Built for the Ministry of War Transport, she was taken over by the Admiralty and completed as a Landing Ship Gantry carrying 15 LCMs with accommodation for 150 military personnel. As such, 15 LCMs could be carried on the ships, with two Gantry cranes, one forward of the ship's bridge and one aft, used to lift the landing craft off the deck and lower them to the sea.

==Service==
Her maiden voyage was as part of convoy ON 19 to Halifax on 22 September 1941. Later Derwentdale took part in the British invasion of Madagascar in 1942, leaving Durban, South Africa on 25 May 1942, and contributing 14 landing craft for the landings at Diego Suarez on 5 May. In November 1942, the British and Americans landed in French North Africa in Operation Torch, with Derwentdale taking part in the landings at Arzew near Oran in Algeria on 9 November. She later took part in the invasions of Sicily and Italy. She was damaged by dive-bombing at Salerno in September 1943 and towed to the UK via Malta.
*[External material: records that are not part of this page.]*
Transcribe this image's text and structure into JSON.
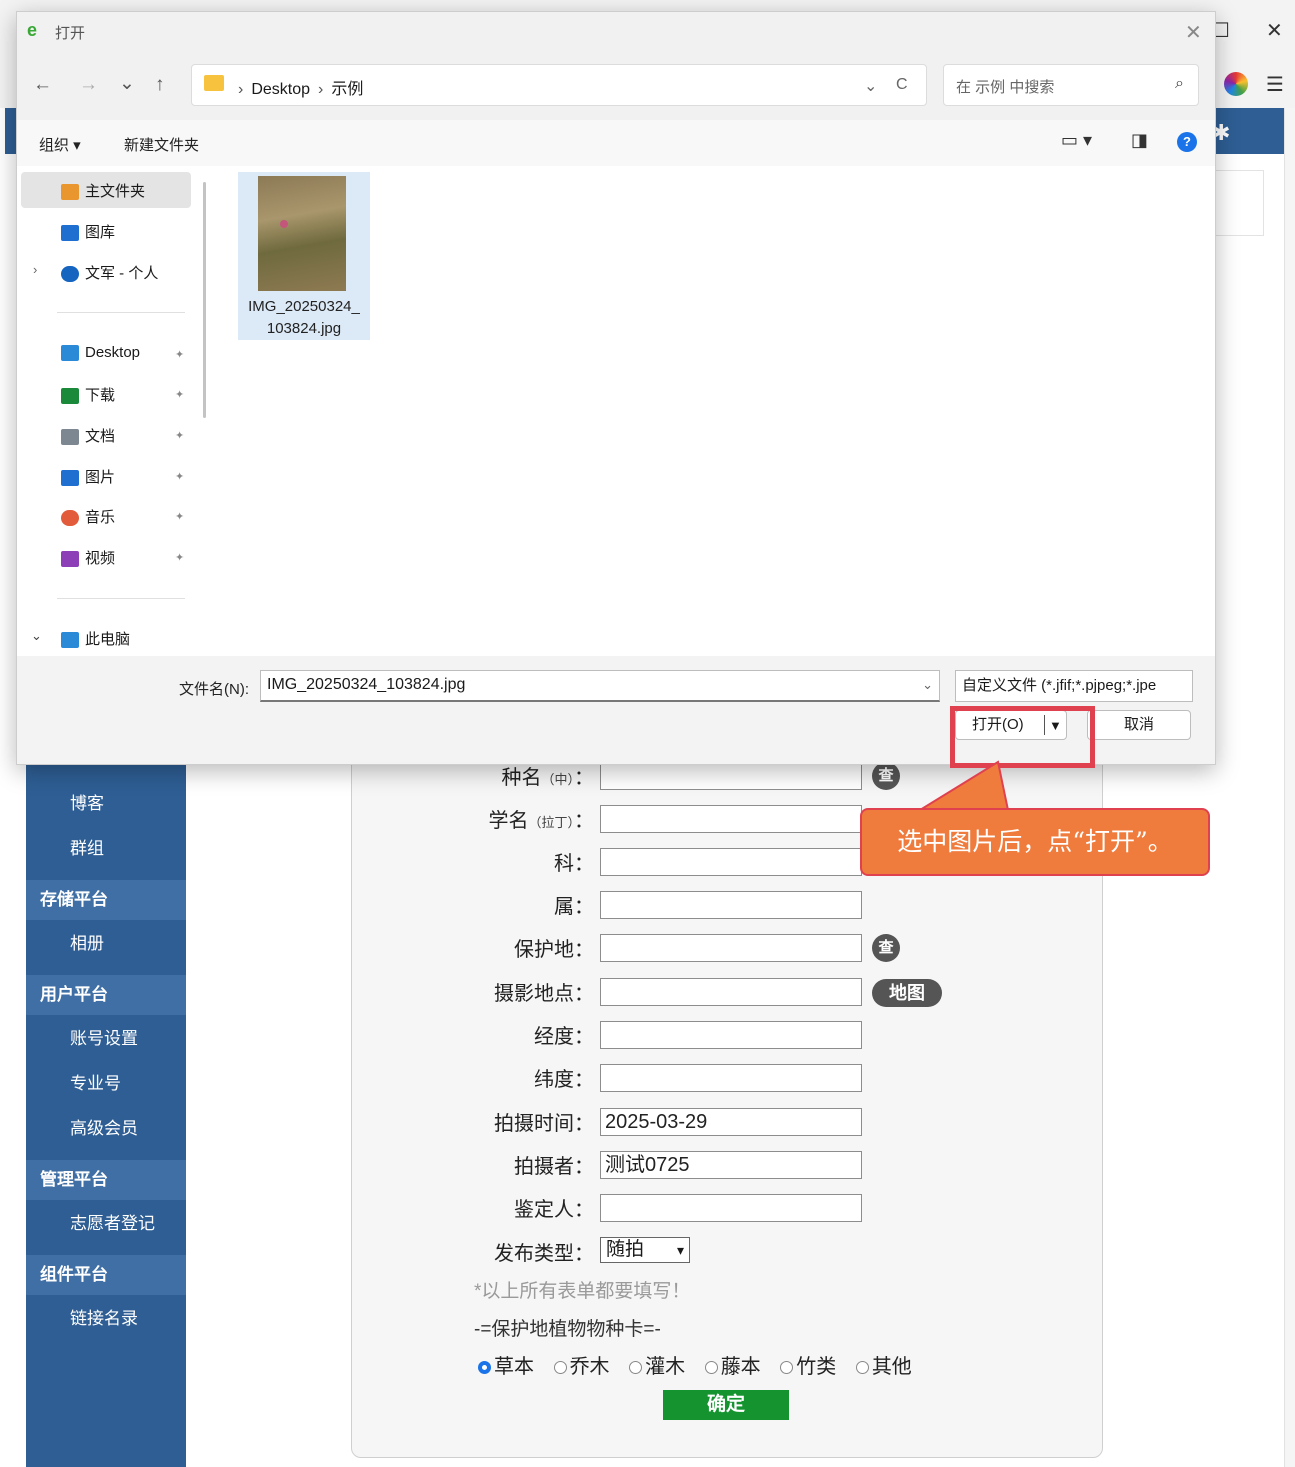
{
  "browser": {
    "window_controls": {
      "maximize": "☐",
      "close": "✕"
    },
    "menu_glyph": "☰",
    "gear_glyph": "✱"
  },
  "sidebar": {
    "items": [
      {
        "label": "博客",
        "kind": "sub"
      },
      {
        "label": "群组",
        "kind": "sub"
      },
      {
        "label": "存储平台",
        "kind": "section"
      },
      {
        "label": "相册",
        "kind": "sub"
      },
      {
        "label": "用户平台",
        "kind": "section"
      },
      {
        "label": "账号设置",
        "kind": "sub"
      },
      {
        "label": "专业号",
        "kind": "sub"
      },
      {
        "label": "高级会员",
        "kind": "sub"
      },
      {
        "label": "管理平台",
        "kind": "section"
      },
      {
        "label": "志愿者登记",
        "kind": "sub"
      },
      {
        "label": "组件平台",
        "kind": "section"
      },
      {
        "label": "链接名录",
        "kind": "sub"
      }
    ]
  },
  "form": {
    "fields": {
      "species_cn": {
        "label": "种名",
        "hint": "（中）",
        "value": ""
      },
      "species_latin": {
        "label": "学名",
        "hint": "（拉丁）",
        "value": ""
      },
      "family": {
        "label": "科",
        "value": ""
      },
      "genus": {
        "label": "属",
        "value": ""
      },
      "reserve": {
        "label": "保护地",
        "value": ""
      },
      "location": {
        "label": "摄影地点",
        "value": ""
      },
      "longitude": {
        "label": "经度",
        "value": ""
      },
      "latitude": {
        "label": "纬度",
        "value": ""
      },
      "shoot_time": {
        "label": "拍摄时间",
        "value": "2025-03-29"
      },
      "photographer": {
        "label": "拍摄者",
        "value": "测试0725"
      },
      "identifier": {
        "label": "鉴定人",
        "value": ""
      },
      "publish_type": {
        "label": "发布类型",
        "value": "随拍"
      }
    },
    "colon": "：",
    "lookup_button": "查",
    "map_button": "地图",
    "required_note": "*以上所有表单都要填写！",
    "card_title": "-=保护地植物物种卡=-",
    "plant_types": [
      {
        "label": "草本",
        "selected": true
      },
      {
        "label": "乔木",
        "selected": false
      },
      {
        "label": "灌木",
        "selected": false
      },
      {
        "label": "藤本",
        "selected": false
      },
      {
        "label": "竹类",
        "selected": false
      },
      {
        "label": "其他",
        "selected": false
      }
    ],
    "submit_button": "确定"
  },
  "dialog": {
    "title": "打开",
    "nav_buttons": {
      "back": "←",
      "forward": "→",
      "recent": "⌄",
      "up": "↑"
    },
    "breadcrumb": [
      "Desktop",
      "示例"
    ],
    "breadcrumb_separator": "›",
    "refresh_glyph": "C",
    "search_placeholder": "在 示例 中搜索",
    "toolbar": {
      "organize": "组织 ▾",
      "new_folder": "新建文件夹"
    },
    "nav_pane": {
      "items": [
        {
          "label": "主文件夹",
          "icon": "home-icon",
          "color": "#e8962d"
        },
        {
          "label": "图库",
          "icon": "gallery-icon",
          "color": "#1f6fd0"
        },
        {
          "label": "文军 - 个人",
          "icon": "cloud-icon",
          "color": "#1565c0"
        },
        {
          "label": "Desktop",
          "icon": "desktop-icon",
          "color": "#2a8ad8"
        },
        {
          "label": "下载",
          "icon": "download-icon",
          "color": "#1a8a3a"
        },
        {
          "label": "文档",
          "icon": "document-icon",
          "color": "#7d8791"
        },
        {
          "label": "图片",
          "icon": "pictures-icon",
          "color": "#1f6fd0"
        },
        {
          "label": "音乐",
          "icon": "music-icon",
          "color": "#e25c3c"
        },
        {
          "label": "视频",
          "icon": "video-icon",
          "color": "#8c3fb6"
        },
        {
          "label": "此电脑",
          "icon": "computer-icon",
          "color": "#2a8ad8"
        }
      ]
    },
    "file": {
      "name_line1": "IMG_20250324_",
      "name_line2": "103824.jpg"
    },
    "filename_label": "文件名(N):",
    "filename_value": "IMG_20250324_103824.jpg",
    "filetype_value": "自定义文件 (*.jfif;*.pjpeg;*.jpe",
    "open_button": "打开(O)",
    "cancel_button": "取消"
  },
  "callout": {
    "text": "选中图片后，点“打开”。",
    "color": "#ef7c3d",
    "highlight_color": "#e0414f"
  }
}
Re-engined with engines from the Denbydale in February 1946, she returned to service as a tanker, her extra accommodation was used for passengers whilst freighting oil on the Trinidad to UK run. She was decommissioned on 19 May 1959 and was laid up at Rosyth, and offered for sale on 20 October. Sold in December 1959 to Kent Line Canada and renamed Irvingdale 1, on 23 July 1966 she was moved to Ferrol, Spain, to be broken up.

Derwentdale was one of the eight RFA ships to be awarded Battle Honours during World War II, and the only to be awarded them three times (North Africa 1942, Sicily 1943 and Salerno 1943).